State Rep. Rose to take on Rohrig for City Clerk’s seat
MILFORD — Kim Rose, the popular Democratic legislator representing the city’s West End, will be seeking the position of city clerk in November.
Rose, a four-term member of the House representing the 118th district, will be going up against the incumbent clerk, Joanne M. Rohrig, a Republican.
For 18 years, Rose has been an employee of the city of Bridgeport, serving as an administrator in the Building Department, a job that she says has prepared her well to be the city clerk.
“I am literally in charge of all of Bridgeport’s building records,” she said. “Thousands and thousands of municipal building plans going back decades, as well as constituent services, phone calls, over-the-counter duties and so forth.”
“I would be honored to serve as clerk for the city of Milford,” she said.
As to whether she’ll stay as as a state representative, Rose said she’ll make that decision when the time comes.
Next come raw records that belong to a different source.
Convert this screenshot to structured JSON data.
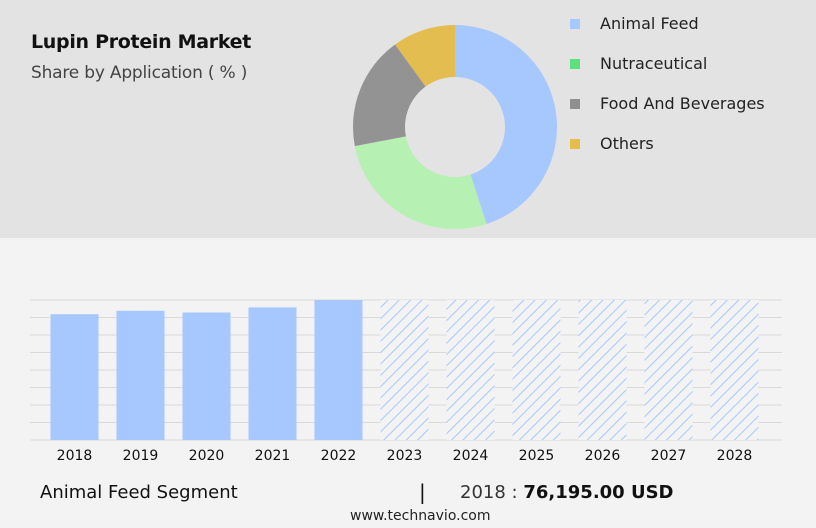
{
  "header": {
    "title": "Lupin Protein Market",
    "subtitle": "Share by Application ( % )"
  },
  "chart_data": [
    {
      "type": "pie",
      "style": "donut",
      "categories": [
        "Animal Feed",
        "Nutraceutical",
        "Food And Beverages",
        "Others"
      ],
      "values": [
        45,
        27,
        18,
        10
      ],
      "colors": [
        "#a7c7ff",
        "#b7f0b3",
        "#939393",
        "#e3bd4f"
      ],
      "legend_colors": [
        "#a7c7ff",
        "#5ee07e",
        "#8f8f8f",
        "#e6bd4a"
      ],
      "legend": "right"
    },
    {
      "type": "bar",
      "categories": [
        "2018",
        "2019",
        "2020",
        "2021",
        "2022",
        "2023",
        "2024",
        "2025",
        "2026",
        "2027",
        "2028"
      ],
      "values": [
        74,
        76,
        75,
        78,
        83,
        null,
        null,
        null,
        null,
        null,
        null
      ],
      "forecast_categories": [
        "2023",
        "2024",
        "2025",
        "2026",
        "2027",
        "2028"
      ],
      "ylim": [
        0,
        100
      ],
      "grid": true,
      "color": "#a7c7ff"
    }
  ],
  "footer": {
    "segment": "Animal Feed Segment",
    "separator": "|",
    "year": "2018",
    "colon": ":",
    "value": "76,195.00 USD",
    "site": "www.technavio.com"
  }
}
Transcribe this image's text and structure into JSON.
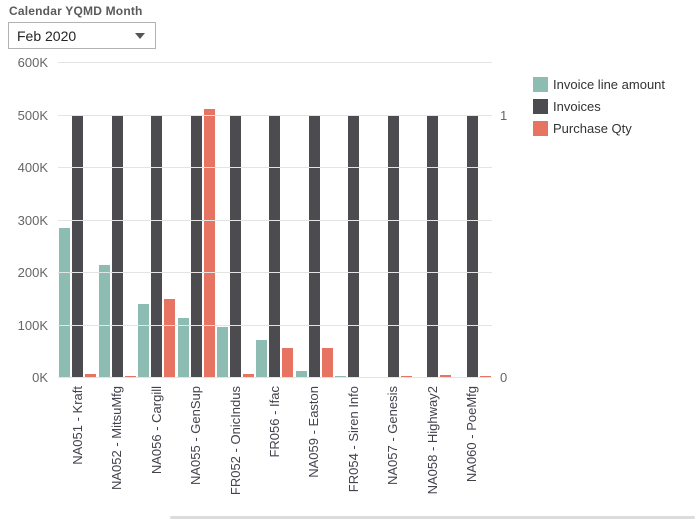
{
  "slicer": {
    "label": "Calendar YQMD Month",
    "value": "Feb 2020"
  },
  "legend_items": [
    {
      "label": "Invoice line amount",
      "color": "#8dbcb2"
    },
    {
      "label": "Invoices",
      "color": "#4c4b50"
    },
    {
      "label": "Purchase Qty",
      "color": "#e77462"
    }
  ],
  "chart_data": {
    "type": "bar",
    "title": "",
    "categories": [
      "NA051 - Kraft",
      "NA052 - MitsuMfg",
      "NA056 - Cargill",
      "NA055 - GenSup",
      "FR052 - OnicIndus",
      "FR056 - Ifac",
      "NA059 - Easton",
      "FR054 - Siren Info",
      "NA057 - Genesis",
      "NA058 - Highway2",
      "NA060 - PoeMfg"
    ],
    "series": [
      {
        "name": "Invoice line amount",
        "axis": "left",
        "color": "#8dbcb2",
        "values_thousands": [
          285,
          215,
          140,
          115,
          98,
          72,
          13,
          4,
          2,
          2,
          2
        ]
      },
      {
        "name": "Invoices",
        "axis": "right",
        "color": "#4c4b50",
        "values": [
          1,
          1,
          1,
          1,
          1,
          1,
          1,
          1,
          1,
          1,
          1
        ]
      },
      {
        "name": "Purchase Qty",
        "axis": "left",
        "color": "#e77462",
        "values_thousands": [
          8,
          3,
          150,
          512,
          8,
          57,
          57,
          0,
          3,
          5,
          4
        ]
      }
    ],
    "left_axis": {
      "ticks": [
        "0K",
        "100K",
        "200K",
        "300K",
        "400K",
        "500K",
        "600K"
      ],
      "min": 0,
      "max_thousands": 600
    },
    "right_axis": {
      "ticks": [
        "0",
        "1"
      ],
      "min": 0,
      "max": 1.2,
      "equiv_thousands_per_unit": 500
    },
    "legend_position": "top-right",
    "grid": true,
    "xlabel": "",
    "ylabel": ""
  }
}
“We’ll cross that bridge when we get to it,” said Rose, 59. She said it was “still a little early to have that discussion.”
She said if elected Milford city clerk, she would retire from the Bridgeport position.
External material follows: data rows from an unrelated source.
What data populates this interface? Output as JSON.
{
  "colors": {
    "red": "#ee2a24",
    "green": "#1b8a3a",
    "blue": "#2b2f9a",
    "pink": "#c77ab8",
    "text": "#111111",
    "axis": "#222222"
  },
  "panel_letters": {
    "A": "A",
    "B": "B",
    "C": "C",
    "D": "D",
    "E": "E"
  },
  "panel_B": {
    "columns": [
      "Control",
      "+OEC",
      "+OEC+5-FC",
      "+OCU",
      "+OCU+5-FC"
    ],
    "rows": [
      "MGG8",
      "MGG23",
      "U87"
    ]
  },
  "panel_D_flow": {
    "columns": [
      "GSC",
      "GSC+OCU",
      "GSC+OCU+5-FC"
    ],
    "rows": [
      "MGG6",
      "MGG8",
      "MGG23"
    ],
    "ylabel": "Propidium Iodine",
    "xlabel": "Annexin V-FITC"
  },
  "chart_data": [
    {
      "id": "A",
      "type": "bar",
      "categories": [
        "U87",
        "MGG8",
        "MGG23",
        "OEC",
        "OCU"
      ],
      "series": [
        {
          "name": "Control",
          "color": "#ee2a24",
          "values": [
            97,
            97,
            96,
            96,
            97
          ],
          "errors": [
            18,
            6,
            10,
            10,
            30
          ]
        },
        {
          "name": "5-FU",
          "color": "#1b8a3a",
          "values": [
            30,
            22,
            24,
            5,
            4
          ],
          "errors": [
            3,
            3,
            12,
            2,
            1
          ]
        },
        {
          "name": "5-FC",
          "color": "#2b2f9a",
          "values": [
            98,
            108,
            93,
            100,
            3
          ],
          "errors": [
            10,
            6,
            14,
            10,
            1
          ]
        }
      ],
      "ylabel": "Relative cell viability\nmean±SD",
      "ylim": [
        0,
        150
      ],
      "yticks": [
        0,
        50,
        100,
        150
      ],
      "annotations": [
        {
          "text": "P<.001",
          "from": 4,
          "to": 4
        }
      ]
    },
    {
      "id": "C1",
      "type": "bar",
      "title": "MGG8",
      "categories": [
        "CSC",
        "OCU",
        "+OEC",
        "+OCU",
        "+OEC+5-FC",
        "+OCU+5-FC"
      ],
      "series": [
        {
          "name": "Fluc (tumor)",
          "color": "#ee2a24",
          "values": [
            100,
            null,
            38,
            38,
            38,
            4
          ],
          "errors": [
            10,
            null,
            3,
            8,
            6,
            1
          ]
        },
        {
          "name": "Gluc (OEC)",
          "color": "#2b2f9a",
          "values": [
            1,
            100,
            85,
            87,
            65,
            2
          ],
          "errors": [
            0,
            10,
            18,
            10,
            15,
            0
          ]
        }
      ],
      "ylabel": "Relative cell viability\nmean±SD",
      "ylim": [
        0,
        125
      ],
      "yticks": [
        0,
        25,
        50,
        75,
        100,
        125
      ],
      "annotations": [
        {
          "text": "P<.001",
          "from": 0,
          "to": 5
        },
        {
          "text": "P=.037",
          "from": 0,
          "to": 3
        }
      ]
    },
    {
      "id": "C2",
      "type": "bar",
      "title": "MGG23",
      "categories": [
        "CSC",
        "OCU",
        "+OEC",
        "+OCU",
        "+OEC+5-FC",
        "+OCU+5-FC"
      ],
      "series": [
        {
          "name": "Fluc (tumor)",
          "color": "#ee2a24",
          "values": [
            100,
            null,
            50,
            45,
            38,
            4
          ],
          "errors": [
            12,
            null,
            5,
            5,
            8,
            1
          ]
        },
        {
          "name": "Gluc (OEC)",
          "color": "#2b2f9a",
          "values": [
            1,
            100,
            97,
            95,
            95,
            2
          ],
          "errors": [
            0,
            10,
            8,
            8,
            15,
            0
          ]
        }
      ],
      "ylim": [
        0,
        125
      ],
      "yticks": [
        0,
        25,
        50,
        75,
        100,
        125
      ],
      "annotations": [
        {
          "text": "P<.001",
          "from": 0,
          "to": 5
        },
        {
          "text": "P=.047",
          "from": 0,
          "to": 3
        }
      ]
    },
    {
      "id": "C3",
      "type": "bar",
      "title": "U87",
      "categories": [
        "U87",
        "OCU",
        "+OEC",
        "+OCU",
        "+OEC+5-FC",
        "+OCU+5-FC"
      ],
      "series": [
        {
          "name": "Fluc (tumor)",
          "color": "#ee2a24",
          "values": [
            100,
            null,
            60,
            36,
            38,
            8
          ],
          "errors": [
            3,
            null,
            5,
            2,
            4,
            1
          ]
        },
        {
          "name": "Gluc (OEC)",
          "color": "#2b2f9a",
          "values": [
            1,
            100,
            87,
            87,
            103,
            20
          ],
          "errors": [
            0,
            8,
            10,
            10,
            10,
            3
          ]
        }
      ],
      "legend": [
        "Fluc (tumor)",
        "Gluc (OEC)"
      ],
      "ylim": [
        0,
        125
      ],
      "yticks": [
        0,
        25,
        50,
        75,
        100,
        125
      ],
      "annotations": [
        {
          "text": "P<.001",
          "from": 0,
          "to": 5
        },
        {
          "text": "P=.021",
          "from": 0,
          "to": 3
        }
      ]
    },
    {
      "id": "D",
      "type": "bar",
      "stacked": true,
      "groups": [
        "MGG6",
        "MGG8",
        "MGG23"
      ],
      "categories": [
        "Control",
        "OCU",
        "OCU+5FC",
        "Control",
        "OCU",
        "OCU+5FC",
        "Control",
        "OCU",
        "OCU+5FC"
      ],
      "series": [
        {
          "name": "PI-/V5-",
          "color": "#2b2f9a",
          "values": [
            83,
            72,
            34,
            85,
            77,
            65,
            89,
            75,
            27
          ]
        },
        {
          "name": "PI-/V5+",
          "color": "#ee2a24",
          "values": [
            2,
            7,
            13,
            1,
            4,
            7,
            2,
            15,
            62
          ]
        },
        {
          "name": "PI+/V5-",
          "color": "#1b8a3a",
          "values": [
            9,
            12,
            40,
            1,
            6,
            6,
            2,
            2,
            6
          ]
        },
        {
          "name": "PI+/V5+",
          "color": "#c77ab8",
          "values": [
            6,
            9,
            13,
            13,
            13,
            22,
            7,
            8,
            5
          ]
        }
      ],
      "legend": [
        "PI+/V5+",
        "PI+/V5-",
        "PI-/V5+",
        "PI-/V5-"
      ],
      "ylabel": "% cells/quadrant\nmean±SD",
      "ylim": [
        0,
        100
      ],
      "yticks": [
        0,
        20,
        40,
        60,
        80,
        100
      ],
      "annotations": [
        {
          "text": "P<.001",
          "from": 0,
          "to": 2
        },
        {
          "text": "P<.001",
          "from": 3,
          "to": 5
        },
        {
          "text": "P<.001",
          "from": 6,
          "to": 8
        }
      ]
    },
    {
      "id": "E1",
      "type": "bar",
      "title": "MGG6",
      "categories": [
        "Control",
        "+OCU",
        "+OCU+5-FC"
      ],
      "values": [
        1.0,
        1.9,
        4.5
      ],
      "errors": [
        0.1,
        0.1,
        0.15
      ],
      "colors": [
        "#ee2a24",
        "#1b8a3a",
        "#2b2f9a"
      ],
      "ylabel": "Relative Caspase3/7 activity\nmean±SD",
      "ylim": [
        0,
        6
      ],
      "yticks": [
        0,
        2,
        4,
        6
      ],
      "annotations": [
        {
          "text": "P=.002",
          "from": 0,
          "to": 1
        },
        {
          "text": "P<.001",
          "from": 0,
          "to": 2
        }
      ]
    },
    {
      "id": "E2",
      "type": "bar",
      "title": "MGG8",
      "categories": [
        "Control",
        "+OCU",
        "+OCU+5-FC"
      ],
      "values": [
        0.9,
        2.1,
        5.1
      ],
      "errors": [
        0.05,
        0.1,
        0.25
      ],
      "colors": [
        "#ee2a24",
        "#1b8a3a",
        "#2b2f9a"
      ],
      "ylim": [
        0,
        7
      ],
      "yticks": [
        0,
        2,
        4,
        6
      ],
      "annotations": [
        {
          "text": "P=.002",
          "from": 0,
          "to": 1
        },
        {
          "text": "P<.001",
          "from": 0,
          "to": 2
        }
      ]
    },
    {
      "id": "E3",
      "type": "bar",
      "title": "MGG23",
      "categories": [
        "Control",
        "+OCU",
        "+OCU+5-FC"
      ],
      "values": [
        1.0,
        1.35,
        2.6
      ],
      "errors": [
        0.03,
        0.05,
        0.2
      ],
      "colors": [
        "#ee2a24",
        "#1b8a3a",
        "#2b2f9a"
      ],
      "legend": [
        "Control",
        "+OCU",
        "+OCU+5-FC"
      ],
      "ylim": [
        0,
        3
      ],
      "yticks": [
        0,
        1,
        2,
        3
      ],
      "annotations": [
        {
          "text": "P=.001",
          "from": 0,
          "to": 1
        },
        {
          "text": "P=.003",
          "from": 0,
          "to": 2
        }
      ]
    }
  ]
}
Rohrig, 57, was sworn in as city clerk July 7, 2014. She replaced the late Linda Stock, who died May 24 of that year of cancer. Stock was 67.Clerk Office staffer Bonnie Peloso had been serving as the acting city clerk prior to Rohrig’s appointment.
In November 2015, Rohrig defeated Democratic challenger Brendan Casey, 6,542 to 5,432.
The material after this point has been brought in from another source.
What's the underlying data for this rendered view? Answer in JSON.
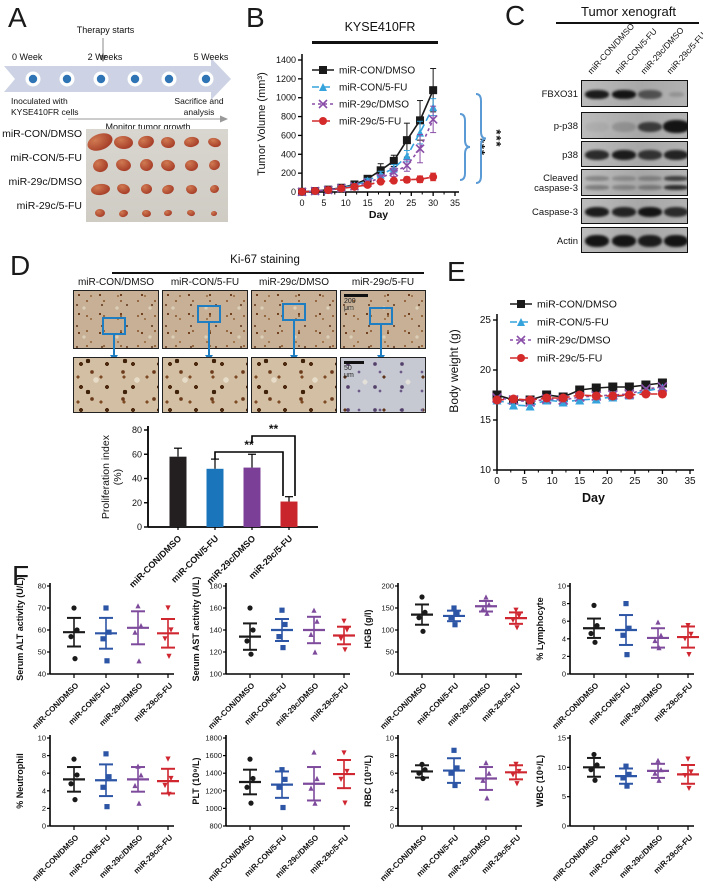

This is not first time that Rose has sought the city clerk’s seat. In 2009 she took on fellow Democrat city clerk hopeful Richard Roy in a primary, which she lost. Roy later lost to Stock.
At the time, Rose was on the Planning and Zoning Board and Roy was a state representative. (Rose has been representing the 118th since January 2011)
The City Clerk’s Office is on the first floor of the south wing of the Parsons Government Center, across the street from City Hall at 70 West River St.
The office is the repository of all records relating to property, births, marriages, civil unions, and deaths. It also keeps all official records including the minutes and agendas of all city boards and commissions and veteran records.
It issues marriage, dog, hunting and fishing licenses. It works with the registrars of voters to make sure that elections and primaries are carried out according to law.
Not all cities and towns have elected clerks. In Stratford, for example, the clerk is an appointed position.